Granted, just because somebody's selling this dumb shit doesn't actually mean anyone's buying it--but hey, it's worth a shot, right? On the plus side, maybe we can solve our long-term unemployment problem by simply creating more pet-related businesses...

[Naked Capitalism]


  1. I'm not sure what your point is here. I thought you were a libertarian. Or at least a trader. Are you saying that we should save people from themselves? That we shouldn't allow them to sell downside puts, or pay $30,000 to have their pet freeze-dried when they could do it themselves with a styrofoam cooler from wal-mart and some liquid nitrogen for under $50?

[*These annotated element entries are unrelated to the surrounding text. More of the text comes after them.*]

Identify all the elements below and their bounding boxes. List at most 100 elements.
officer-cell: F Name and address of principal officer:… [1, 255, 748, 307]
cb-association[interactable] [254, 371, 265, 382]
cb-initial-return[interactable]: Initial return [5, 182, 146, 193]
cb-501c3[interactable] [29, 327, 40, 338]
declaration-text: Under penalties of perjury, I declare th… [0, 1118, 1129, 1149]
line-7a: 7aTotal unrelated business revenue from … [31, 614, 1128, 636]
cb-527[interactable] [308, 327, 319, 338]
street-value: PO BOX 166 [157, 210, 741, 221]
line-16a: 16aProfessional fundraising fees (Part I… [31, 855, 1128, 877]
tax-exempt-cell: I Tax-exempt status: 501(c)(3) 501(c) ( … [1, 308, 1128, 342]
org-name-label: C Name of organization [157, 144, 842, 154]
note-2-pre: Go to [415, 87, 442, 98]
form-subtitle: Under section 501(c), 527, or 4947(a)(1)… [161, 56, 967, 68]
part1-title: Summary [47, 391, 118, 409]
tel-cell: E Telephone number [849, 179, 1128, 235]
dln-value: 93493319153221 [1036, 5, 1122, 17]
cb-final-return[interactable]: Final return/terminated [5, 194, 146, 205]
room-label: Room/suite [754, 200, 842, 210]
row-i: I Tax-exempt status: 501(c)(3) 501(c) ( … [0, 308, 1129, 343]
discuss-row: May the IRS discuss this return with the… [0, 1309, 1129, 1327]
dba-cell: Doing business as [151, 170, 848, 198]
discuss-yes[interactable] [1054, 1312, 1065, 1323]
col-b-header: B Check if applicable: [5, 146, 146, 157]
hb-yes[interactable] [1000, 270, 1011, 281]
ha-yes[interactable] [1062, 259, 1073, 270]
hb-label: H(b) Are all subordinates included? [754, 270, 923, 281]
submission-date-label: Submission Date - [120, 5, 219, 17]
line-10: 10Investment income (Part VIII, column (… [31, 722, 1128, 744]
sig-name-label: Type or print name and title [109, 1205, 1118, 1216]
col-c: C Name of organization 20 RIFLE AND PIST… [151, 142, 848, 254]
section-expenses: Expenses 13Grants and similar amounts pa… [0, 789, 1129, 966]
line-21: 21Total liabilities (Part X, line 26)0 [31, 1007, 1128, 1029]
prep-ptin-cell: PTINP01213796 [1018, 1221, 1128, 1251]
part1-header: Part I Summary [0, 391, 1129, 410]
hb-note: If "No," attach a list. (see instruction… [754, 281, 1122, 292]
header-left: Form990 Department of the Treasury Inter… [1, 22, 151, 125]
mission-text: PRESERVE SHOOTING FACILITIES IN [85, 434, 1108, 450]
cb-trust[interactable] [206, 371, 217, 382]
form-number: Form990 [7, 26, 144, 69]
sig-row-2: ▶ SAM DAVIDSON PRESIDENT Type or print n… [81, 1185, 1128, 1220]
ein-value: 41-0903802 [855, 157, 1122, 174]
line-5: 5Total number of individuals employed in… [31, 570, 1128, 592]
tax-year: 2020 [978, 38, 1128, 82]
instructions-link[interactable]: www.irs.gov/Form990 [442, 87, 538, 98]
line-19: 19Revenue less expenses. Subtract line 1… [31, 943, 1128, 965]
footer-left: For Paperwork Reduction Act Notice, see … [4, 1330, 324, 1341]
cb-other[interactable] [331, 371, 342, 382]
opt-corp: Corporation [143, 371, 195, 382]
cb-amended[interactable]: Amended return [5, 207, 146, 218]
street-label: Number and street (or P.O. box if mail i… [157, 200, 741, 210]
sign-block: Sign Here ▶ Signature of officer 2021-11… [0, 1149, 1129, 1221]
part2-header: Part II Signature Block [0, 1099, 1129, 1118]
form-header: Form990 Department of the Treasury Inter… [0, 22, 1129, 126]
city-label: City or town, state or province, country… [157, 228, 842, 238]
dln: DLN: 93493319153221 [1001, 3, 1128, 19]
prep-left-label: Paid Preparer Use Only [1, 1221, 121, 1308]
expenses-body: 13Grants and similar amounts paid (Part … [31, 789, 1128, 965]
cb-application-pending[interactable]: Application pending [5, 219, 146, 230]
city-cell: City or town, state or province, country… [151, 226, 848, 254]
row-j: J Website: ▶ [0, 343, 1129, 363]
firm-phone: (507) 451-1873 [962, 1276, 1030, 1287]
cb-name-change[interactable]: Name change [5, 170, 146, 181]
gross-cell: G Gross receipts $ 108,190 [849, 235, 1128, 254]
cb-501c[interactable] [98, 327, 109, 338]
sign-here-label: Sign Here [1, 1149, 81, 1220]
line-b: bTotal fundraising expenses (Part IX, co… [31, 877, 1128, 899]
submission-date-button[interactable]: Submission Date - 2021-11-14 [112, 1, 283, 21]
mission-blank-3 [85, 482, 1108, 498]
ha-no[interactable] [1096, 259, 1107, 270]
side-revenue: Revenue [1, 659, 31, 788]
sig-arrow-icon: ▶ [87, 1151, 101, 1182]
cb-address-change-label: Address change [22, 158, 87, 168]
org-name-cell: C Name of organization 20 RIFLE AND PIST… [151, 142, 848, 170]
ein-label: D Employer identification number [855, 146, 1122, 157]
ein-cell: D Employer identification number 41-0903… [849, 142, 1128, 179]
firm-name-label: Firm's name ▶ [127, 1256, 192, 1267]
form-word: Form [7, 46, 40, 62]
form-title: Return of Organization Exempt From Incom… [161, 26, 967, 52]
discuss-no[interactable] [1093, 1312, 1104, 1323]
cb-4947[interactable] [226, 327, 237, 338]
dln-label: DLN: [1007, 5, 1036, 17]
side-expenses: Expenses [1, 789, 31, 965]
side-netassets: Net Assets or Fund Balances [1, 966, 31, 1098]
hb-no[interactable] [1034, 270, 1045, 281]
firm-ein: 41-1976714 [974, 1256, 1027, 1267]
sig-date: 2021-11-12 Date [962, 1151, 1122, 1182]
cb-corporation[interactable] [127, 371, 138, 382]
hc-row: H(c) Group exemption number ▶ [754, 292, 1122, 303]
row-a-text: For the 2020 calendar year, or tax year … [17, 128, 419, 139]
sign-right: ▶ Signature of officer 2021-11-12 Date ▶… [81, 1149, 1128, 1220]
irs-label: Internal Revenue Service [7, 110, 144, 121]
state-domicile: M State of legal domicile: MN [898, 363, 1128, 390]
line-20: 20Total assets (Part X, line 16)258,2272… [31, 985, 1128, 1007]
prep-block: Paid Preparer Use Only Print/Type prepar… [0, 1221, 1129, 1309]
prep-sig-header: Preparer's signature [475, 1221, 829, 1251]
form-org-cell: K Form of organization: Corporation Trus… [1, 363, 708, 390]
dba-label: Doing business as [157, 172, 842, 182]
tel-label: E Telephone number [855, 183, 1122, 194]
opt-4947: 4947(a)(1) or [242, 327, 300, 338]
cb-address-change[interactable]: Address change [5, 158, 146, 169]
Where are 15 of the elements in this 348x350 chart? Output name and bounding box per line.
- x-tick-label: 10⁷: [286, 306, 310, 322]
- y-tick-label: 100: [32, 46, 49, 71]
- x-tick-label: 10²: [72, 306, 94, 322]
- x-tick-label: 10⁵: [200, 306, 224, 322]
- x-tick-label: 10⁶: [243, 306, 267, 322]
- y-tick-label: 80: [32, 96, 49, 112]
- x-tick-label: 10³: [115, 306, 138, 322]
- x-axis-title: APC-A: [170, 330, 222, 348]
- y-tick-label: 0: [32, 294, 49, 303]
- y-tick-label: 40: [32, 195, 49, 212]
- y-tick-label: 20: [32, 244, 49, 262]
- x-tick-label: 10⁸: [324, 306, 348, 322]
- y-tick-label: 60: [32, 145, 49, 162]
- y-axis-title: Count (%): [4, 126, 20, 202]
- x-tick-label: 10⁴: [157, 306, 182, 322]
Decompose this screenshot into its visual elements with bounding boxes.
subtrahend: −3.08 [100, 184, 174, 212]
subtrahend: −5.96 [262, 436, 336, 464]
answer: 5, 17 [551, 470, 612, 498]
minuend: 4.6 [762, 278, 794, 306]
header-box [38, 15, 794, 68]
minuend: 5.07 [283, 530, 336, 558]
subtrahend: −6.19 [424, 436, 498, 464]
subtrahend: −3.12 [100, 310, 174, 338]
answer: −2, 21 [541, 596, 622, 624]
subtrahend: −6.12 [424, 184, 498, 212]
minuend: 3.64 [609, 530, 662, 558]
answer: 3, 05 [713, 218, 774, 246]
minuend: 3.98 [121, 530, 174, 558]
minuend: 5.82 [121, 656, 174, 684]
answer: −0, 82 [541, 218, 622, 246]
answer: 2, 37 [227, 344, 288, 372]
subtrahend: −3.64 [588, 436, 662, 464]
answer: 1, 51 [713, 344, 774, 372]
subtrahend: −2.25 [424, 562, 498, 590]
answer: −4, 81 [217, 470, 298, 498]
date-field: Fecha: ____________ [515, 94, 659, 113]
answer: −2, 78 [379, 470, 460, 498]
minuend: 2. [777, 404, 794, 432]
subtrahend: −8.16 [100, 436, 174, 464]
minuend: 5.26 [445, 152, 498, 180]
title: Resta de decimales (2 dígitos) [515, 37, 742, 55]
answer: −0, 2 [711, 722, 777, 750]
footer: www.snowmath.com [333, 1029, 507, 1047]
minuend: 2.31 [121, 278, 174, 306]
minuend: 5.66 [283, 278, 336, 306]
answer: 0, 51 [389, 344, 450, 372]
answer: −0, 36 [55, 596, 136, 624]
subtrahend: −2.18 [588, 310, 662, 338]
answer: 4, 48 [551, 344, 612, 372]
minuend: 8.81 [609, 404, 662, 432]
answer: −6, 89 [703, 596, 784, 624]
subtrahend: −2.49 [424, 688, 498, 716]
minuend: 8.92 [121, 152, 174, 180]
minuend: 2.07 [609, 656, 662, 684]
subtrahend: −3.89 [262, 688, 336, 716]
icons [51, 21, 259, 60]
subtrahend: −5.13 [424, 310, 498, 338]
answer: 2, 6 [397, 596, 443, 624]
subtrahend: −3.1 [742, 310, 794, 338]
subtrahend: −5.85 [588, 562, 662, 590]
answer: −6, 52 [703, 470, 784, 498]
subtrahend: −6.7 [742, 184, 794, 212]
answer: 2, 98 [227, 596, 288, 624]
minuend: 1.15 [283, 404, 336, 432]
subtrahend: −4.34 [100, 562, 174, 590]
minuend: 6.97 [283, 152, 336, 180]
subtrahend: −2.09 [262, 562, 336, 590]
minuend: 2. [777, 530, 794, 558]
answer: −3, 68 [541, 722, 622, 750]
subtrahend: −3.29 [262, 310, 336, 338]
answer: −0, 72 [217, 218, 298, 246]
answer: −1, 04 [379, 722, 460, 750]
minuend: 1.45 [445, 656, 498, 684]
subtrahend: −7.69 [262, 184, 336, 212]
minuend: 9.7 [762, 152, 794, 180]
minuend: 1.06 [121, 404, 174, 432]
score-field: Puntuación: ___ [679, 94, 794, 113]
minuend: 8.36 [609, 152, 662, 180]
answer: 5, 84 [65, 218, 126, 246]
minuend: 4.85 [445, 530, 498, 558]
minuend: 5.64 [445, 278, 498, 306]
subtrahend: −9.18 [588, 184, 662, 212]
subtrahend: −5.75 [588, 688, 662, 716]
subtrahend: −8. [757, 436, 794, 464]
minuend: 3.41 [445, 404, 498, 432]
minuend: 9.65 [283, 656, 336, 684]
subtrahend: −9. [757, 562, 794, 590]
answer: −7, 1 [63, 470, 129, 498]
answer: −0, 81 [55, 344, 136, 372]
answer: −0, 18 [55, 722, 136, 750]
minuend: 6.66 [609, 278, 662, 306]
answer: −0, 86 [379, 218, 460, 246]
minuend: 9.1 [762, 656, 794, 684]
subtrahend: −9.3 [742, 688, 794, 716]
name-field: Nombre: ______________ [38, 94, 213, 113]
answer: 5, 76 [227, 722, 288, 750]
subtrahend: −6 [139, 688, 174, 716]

    Because that doesn't sound like freedom to me. Also, you have to appreciate the fact that people buying this dumb shit creates MORE equality in the economy, not less. If all people with money were hyper-intelligent and rational spenders, then they would simply accumulate dollars or (even better) commodities to hoard, and only trade for real assets, not depreciating bullshit like $300,000 cars. With time, they would own nearly every commodity worth a damn, creating their own cartel. Or they could sit on the sidelines with their holdings of land, food, and all the other basic necessities of life, and refuse to pay for anything, allowing the masses of uneducated people who rely on a system of mutual bribery and co-dependency to continue to carp each other's markets for what they would be willing to do for a piece of bread until everyone had eventually worked themselves into de-facto slavery. So I guess if we are going to agree to continue this system of only doing the bare minimum to get by in life (a la your life M.O.), then we should continue to hope that people with dollars to trade for favors continue to pay, and pay well, for whatever stupid shit they want. And that at least some people are creative enough to come up with products that they can market to these people in order to loosen their purse strings. Or we can just agree that the entire system is stupid and futile, will always lead to a general degradation of society and a real loss of wealth (in terms of personal capabilities, unrelated to IOUs that are only a symbol of the services we can provide for ourselves and for others). I'm guessing we will continue to pray to the false idol of IOUs (dollars or any other arbitrary currency, including cheetos, sexual favors, and in prison, cigarettes) and bitch about our circumstances, as if they were out of our control.

    one voice in the wilderness

    1. My god, that is a brilliant response. It deserves to be its own blog post, really.

      I think my basic point (if I have one, which I might not) is that in my ideal society, people who are dumb enough to consider buying a diamond-studded earring for their chihuahua would also be too dumb to actually ever earn enough money to consider buying one in the first place. I think that any society or economic system that produces such a high proportion of what I'd call the "dumb rich" that they can actually support such a fickle industry has clearly lost its way.

      I think our country has gotten to a place where we consistently reward idiocy, ignorance, and irresponsibility, and that's the problem. In the America that I love (and it's still out there somewhere, God dammit), people like this never get rich in the first place. Ever. In fact, they don't even exist, because they can't.

      We agree more than we disagree here. You're right that if there was a "super-smart, super-rich" club, then those people would hoard all the valuable assets in the world. But why do you assume that there must necessarily be masses of uneducated people? Is that a prerequisite in any given society?

      I want there to be fewer dumbass uneducated people in the world, and I want those few imbeciles that remain to suffer the consequences of their ignorance, not to be rewarded for it. Separating dumb people from their money is a time-honored American tradition, but a better America is one in which dumb people don't have any money to begin with.